5. En second lieu, aux termes de l'article 8 de la convention européenne de sauvegarde des droits de l'homme et des libertés fondamentales : " 1. Toute personne a droit au respect de sa vie privée et familiale, de son domicile et de sa correspondance. / 2. Il ne peut y avoir ingérence d'une autorité publique dans l'exercice de ce droit que pour autant que cette ingérence est prévue par la loi et qu'elle constitue une mesure qui, dans une société démocratique, est nécessaire à la sécurité nationale, à la sûreté publique, au bien-être économique du pays, à la défense de l'ordre et à la prévention des infractions pénales, à la protection de la santé ou de la morale, ou à la protection des droits et libertés d'autrui ".
6. D'une part, ainsi qu'il l'a été dit au point 4, le comportement de M. A constitue, eu égard à la nature, au caractère répété et à la gravité des faits pour lesquels il a été condamné, une menace pour l'ordre public. D'autre part, s'il fait valoir vivre avec sa compagne et leurs deux enfants et avoir conservé des liens avec toute sa famille qui vit sur le territoire national, il ne l'établit pas par la seule production d'une attestation de sa compagne postérieure à la décision attaquée. Par suite, le refus de délivrance d'un certificat de résidence n'a pas porté au droit de l'intéressé au respect de sa vie privée et familiale une atteinte disproportionnée aux buts en vue desquels elle a été prise. Par suite, la décision n'a pas méconnu les stipulations de l'article 8 de la convention européenne de sauvegarde des droits de l'homme et des libertés fondamentales.
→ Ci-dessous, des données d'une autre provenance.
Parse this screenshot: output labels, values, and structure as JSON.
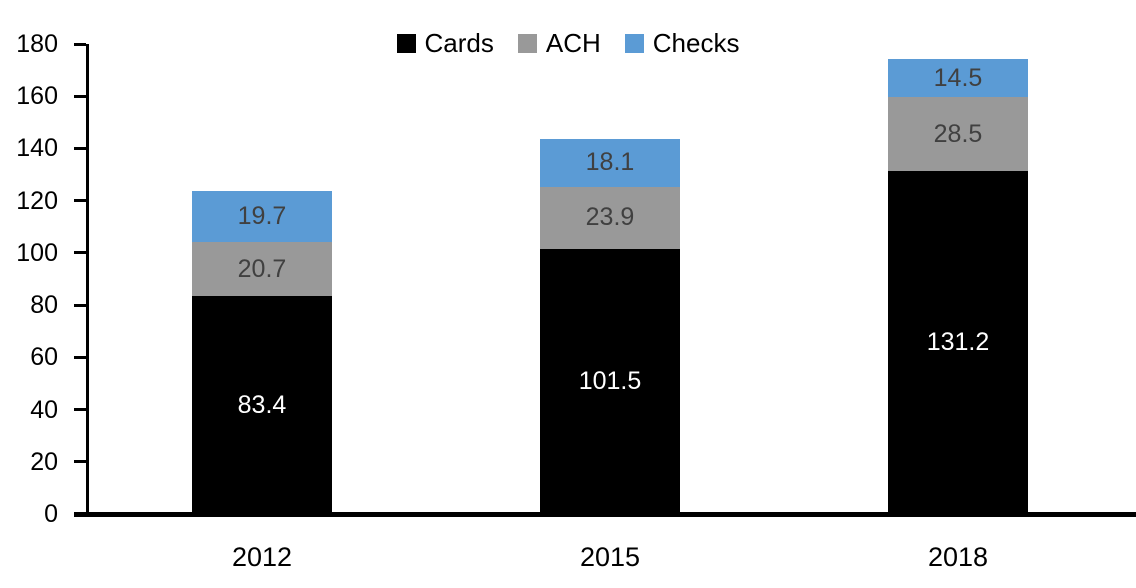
{
  "chart_data": {
    "type": "bar",
    "stacked": true,
    "title": "",
    "xlabel": "",
    "ylabel": "",
    "categories": [
      "2012",
      "2015",
      "2018"
    ],
    "series": [
      {
        "name": "Cards",
        "color": "#000000",
        "label_color": "#FFFFFF",
        "values": [
          83.4,
          101.5,
          131.2
        ]
      },
      {
        "name": "ACH",
        "color": "#999999",
        "label_color": "#404040",
        "values": [
          20.7,
          23.9,
          28.5
        ]
      },
      {
        "name": "Checks",
        "color": "#5B9BD5",
        "label_color": "#404040",
        "values": [
          19.7,
          18.1,
          14.5
        ]
      }
    ],
    "totals": [
      123.8,
      143.5,
      174.2
    ],
    "ylim": [
      0,
      180
    ],
    "ytick_step": 20,
    "grid": false,
    "legend_position": "top-center",
    "value_decimals": 1
  }
}
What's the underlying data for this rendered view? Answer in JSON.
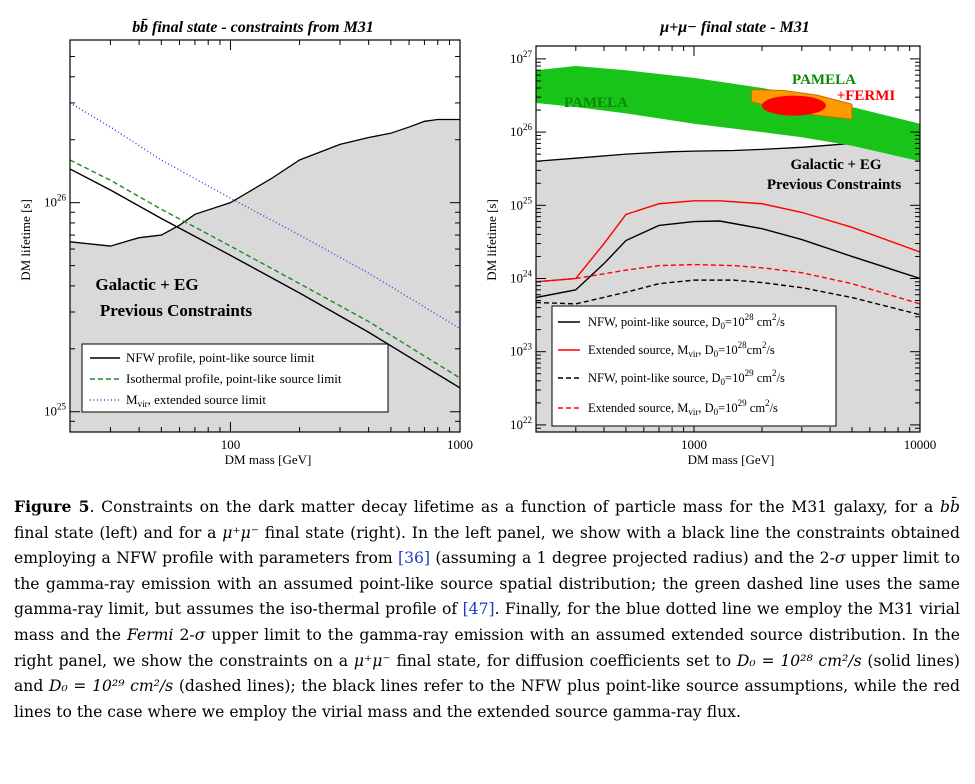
{
  "colors": {
    "constraint_fill": "#d9d9d9",
    "nfw": "#000000",
    "isothermal": "#1f8a1f",
    "mvir": "#3a3adf",
    "pamela": "#19c419",
    "fermi_outer": "#ff9900",
    "fermi_inner": "#ff0000",
    "extended": "#ff0000",
    "link": "#1a3cc8"
  },
  "left_panel": {
    "title": "bb̄ final state - constraints from M31",
    "region_label_1": "Galactic + EG",
    "region_label_2": "Previous Constraints",
    "legend": [
      "NFW profile, point-like source limit",
      "Isothermal profile, point-like source limit",
      "M_vir, extended source limit"
    ]
  },
  "right_panel": {
    "title": "μ+μ−  final state - M31",
    "pamela_label_left": "PAMELA",
    "pamela_label_right": "PAMELA",
    "fermi_label": "+FERMI",
    "region_label_1": "Galactic + EG",
    "region_label_2": "Previous Constraints",
    "legend": [
      "NFW, point-like source, D0=10^28 cm^2/s",
      "Extended source, Mvir, D0=10^28 cm^2/s",
      "NFW, point-like source, D0=10^29 cm^2/s",
      "Extended source, Mvir, D0=10^29 cm^2/s"
    ]
  },
  "chart_data": [
    {
      "type": "line",
      "title": "bb̄ final state - constraints from M31",
      "xlabel": "DM mass [GeV]",
      "ylabel": "DM lifetime [s]",
      "xscale": "log",
      "yscale": "log",
      "xlim": [
        20,
        1000
      ],
      "ylim": [
        8e+24,
        6e+26
      ],
      "xticks": [
        100,
        1000
      ],
      "xtick_labels": [
        "100",
        "1000"
      ],
      "yticks": [
        1e+25,
        1e+26
      ],
      "ytick_labels": [
        "10^25",
        "10^26"
      ],
      "excluded_region": {
        "name": "Galactic + EG Previous Constraints",
        "x": [
          20,
          30,
          40,
          50,
          60,
          70,
          100,
          150,
          200,
          300,
          400,
          500,
          600,
          700,
          800,
          1000
        ],
        "y": [
          6.5e+25,
          6.2e+25,
          6.8e+25,
          7e+25,
          7.8e+25,
          8.8e+25,
          1e+26,
          1.3e+26,
          1.6e+26,
          1.9e+26,
          2.05e+26,
          2.15e+26,
          2.3e+26,
          2.45e+26,
          2.5e+26,
          2.5e+26
        ]
      },
      "series": [
        {
          "name": "NFW profile, point-like source limit",
          "style": "solid",
          "x": [
            20,
            30,
            50,
            100,
            200,
            400,
            1000
          ],
          "y": [
            1.45e+26,
            1.15e+26,
            8.4e+25,
            5.6e+25,
            3.7e+25,
            2.4e+25,
            1.3e+25
          ]
        },
        {
          "name": "Isothermal profile, point-like source limit",
          "style": "dashed",
          "x": [
            20,
            30,
            50,
            100,
            200,
            400,
            1000
          ],
          "y": [
            1.6e+26,
            1.28e+26,
            9.3e+25,
            6.2e+25,
            4.1e+25,
            2.7e+25,
            1.45e+25
          ]
        },
        {
          "name": "M_vir, extended source limit",
          "style": "dotted",
          "x": [
            20,
            30,
            50,
            100,
            200,
            400,
            1000
          ],
          "y": [
            3e+26,
            2.3e+26,
            1.6e+26,
            1.05e+26,
            7e+25,
            4.6e+25,
            2.5e+25
          ]
        }
      ]
    },
    {
      "type": "line",
      "title": "μ+μ−  final state - M31",
      "xlabel": "DM mass [GeV]",
      "ylabel": "DM lifetime [s]",
      "xscale": "log",
      "yscale": "log",
      "xlim": [
        200,
        10000
      ],
      "ylim": [
        8e+21,
        1.5e+27
      ],
      "xticks": [
        1000,
        10000
      ],
      "xtick_labels": [
        "1000",
        "10000"
      ],
      "yticks": [
        1e+22,
        1e+23,
        1e+24,
        1e+25,
        1e+26,
        1e+27
      ],
      "ytick_labels": [
        "10^22",
        "10^23",
        "10^24",
        "10^25",
        "10^26",
        "10^27"
      ],
      "excluded_region": {
        "name": "Galactic + EG Previous Constraints",
        "x": [
          200,
          300,
          500,
          800,
          1000,
          1500,
          2000,
          3000,
          5000,
          10000
        ],
        "y": [
          4e+25,
          4.4e+25,
          5e+25,
          5.4e+25,
          5.5e+25,
          5.6e+25,
          5.8e+25,
          6.2e+25,
          7e+25,
          8e+25
        ]
      },
      "regions": [
        {
          "name": "PAMELA",
          "x": [
            200,
            300,
            500,
            1000,
            2000,
            3000,
            5000,
            10000
          ],
          "y_low": [
            2.5e+26,
            2.2e+26,
            1.8e+26,
            1.3e+26,
            1e+26,
            8.5e+25,
            6.5e+25,
            4e+25
          ],
          "y_high": [
            7e+26,
            8e+26,
            7e+26,
            5.5e+26,
            4e+26,
            3.2e+26,
            2.2e+26,
            1.3e+26
          ]
        },
        {
          "name": "PAMELA +FERMI",
          "x": [
            1800,
            2500,
            3500,
            5000
          ],
          "y_low": [
            2.6e+26,
            2e+26,
            1.7e+26,
            1.5e+26
          ],
          "y_high": [
            3.8e+26,
            3.7e+26,
            3.2e+26,
            2.4e+26
          ]
        }
      ],
      "series": [
        {
          "name": "NFW, point-like source, D0=10^28 cm^2/s",
          "style": "solid",
          "color": "#000000",
          "x": [
            200,
            300,
            400,
            500,
            700,
            1000,
            1300,
            2000,
            3000,
            5000,
            10000
          ],
          "y": [
            5.5e+23,
            7e+23,
            1.6e+24,
            3.3e+24,
            5.3e+24,
            6e+24,
            6.1e+24,
            4.8e+24,
            3.4e+24,
            2e+24,
            1e+24
          ]
        },
        {
          "name": "Extended source, Mvir, D0=10^28 cm^2/s",
          "style": "solid",
          "color": "#ff0000",
          "x": [
            200,
            300,
            400,
            500,
            700,
            1000,
            1300,
            2000,
            3000,
            5000,
            10000
          ],
          "y": [
            9e+23,
            1e+24,
            3e+24,
            7.5e+24,
            1.05e+25,
            1.15e+25,
            1.15e+25,
            1.05e+25,
            8e+24,
            5e+24,
            2.3e+24
          ]
        },
        {
          "name": "NFW, point-like source, D0=10^29 cm^2/s",
          "style": "dashed",
          "color": "#000000",
          "x": [
            200,
            300,
            500,
            700,
            1000,
            1500,
            2000,
            3000,
            5000,
            10000
          ],
          "y": [
            4.7e+23,
            4.5e+23,
            6.5e+23,
            8.5e+23,
            9.5e+23,
            9.5e+23,
            8.8e+23,
            7.5e+23,
            5.5e+23,
            3.2e+23
          ]
        },
        {
          "name": "Extended source, Mvir, D0=10^29 cm^2/s",
          "style": "dashed",
          "color": "#ff0000",
          "x": [
            200,
            300,
            500,
            700,
            1000,
            1500,
            2000,
            3000,
            5000,
            10000
          ],
          "y": [
            9e+23,
            1e+24,
            1.3e+24,
            1.5e+24,
            1.55e+24,
            1.5e+24,
            1.4e+24,
            1.2e+24,
            8.5e+23,
            4.5e+23
          ]
        }
      ]
    }
  ],
  "caption": {
    "label": "Figure 5",
    "p1": ". Constraints on the dark matter decay lifetime as a function of particle mass for the M31 galaxy, for a ",
    "bb": "bb̄",
    "p2": " final state (left) and for a ",
    "mumu": "μ⁺μ⁻",
    "p3": " final state (right). In the left panel, we show with a black line the constraints obtained employing a NFW profile with parameters from ",
    "ref1": "[36]",
    "p4": " (assuming a 1 degree projected radius) and the 2-",
    "sigma": "σ",
    "p5": " upper limit to the gamma-ray emission with an assumed point-like source spatial distribution; the green dashed line uses the same gamma-ray limit, but assumes the iso-thermal profile of ",
    "ref2": "[47]",
    "p6": ". Finally, for the blue dotted line we employ the M31 virial mass and the ",
    "fermi": "Fermi",
    "p7": " 2-",
    "p8": " upper limit to the gamma-ray emission with an assumed extended source distribution. In the right panel, we show the constraints on a ",
    "p9": " final state, for diffusion coefficients set to ",
    "d28": "D₀ = 10²⁸ cm²/s",
    "p10": " (solid lines) and ",
    "d29": "D₀ = 10²⁹ cm²/s",
    "p11": " (dashed lines); the black lines refer to the NFW plus point-like source assumptions, while the red lines to the case where we employ the virial mass and the extended source gamma-ray flux."
  }
}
Sur la décision portant obligation de quitter le territoire français :
7. En premier lieu, la décision attaquée vise notamment les dispositions de l'accord franco-algérien du 27 décembre 1968 et du code de l'entrée et du séjour des étrangers et du droit d'asile, mentionne également différents éléments de la situation personnelle et familiale de M. A. Elle contient ainsi l'exposé des considérations de droit et de fait sur lesquelles elle se fonde et est ainsi suffisamment motivée. Il ne ressort pas des pièces du dossier que le préfet du Val-d'Oise n'aurait pas procédé à un examen particulier de la situation de M. A avant de prendre la décision attaquée. Par suite, les moyens invoqués par M. A tirés de l'absence d'examen de sa situation personnelle et de l'insuffisance de motivation de cette décision doivent être écartés.
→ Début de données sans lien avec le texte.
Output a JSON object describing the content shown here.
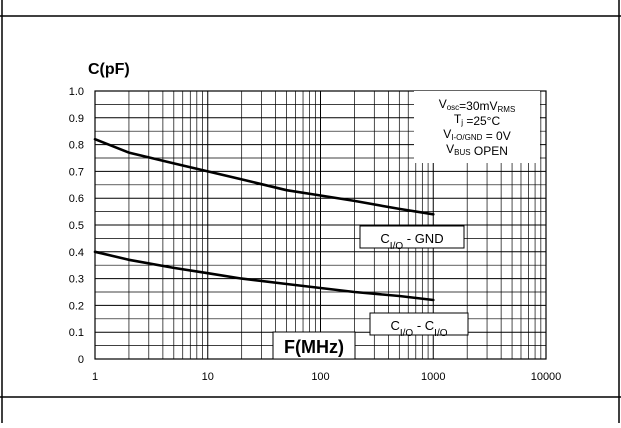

8. En deuxième lieu, si M. A soutient que la décision attaquée méconnait les stipulations de l'article 6 de l'accord franco-algérien du 27 décembre 1968 précitées, il ressort de ce qui a été dit au point 4 que M. A ne peut se prévaloir d'un titre de séjour sur le fondement de l'article 6-4 de l'accord franco-algérien.
9. En troisième lieu, aux termes de l'article L. 611-3 du code de l'entrée et du séjour des étrangers et du droit d'asile, dans sa version en vigueur jusqu'au 28 janvier 2024 : " Ne peuvent faire l'objet d'une décision portant obligation de quitter le territoire français : / () 5° L'étranger qui est père ou mère d'un enfant français mineur résidant en France, à condition qu'il établisse contribuer effectivement à l'entretien et à l'éducation de l'enfant dans les conditions prévues par l'article 371-2 du code civil depuis la naissance de celui-ci ou depuis au moins deux ans ; () ". Aux termes de l'article L. 611-3 du même code, dans sa version en vigueur depuis le 28 janvier 2024 : " L'étranger mineur de dix-huit ans ne peut faire l'objet d'une décision portant obligation de quitter le territoire français. ".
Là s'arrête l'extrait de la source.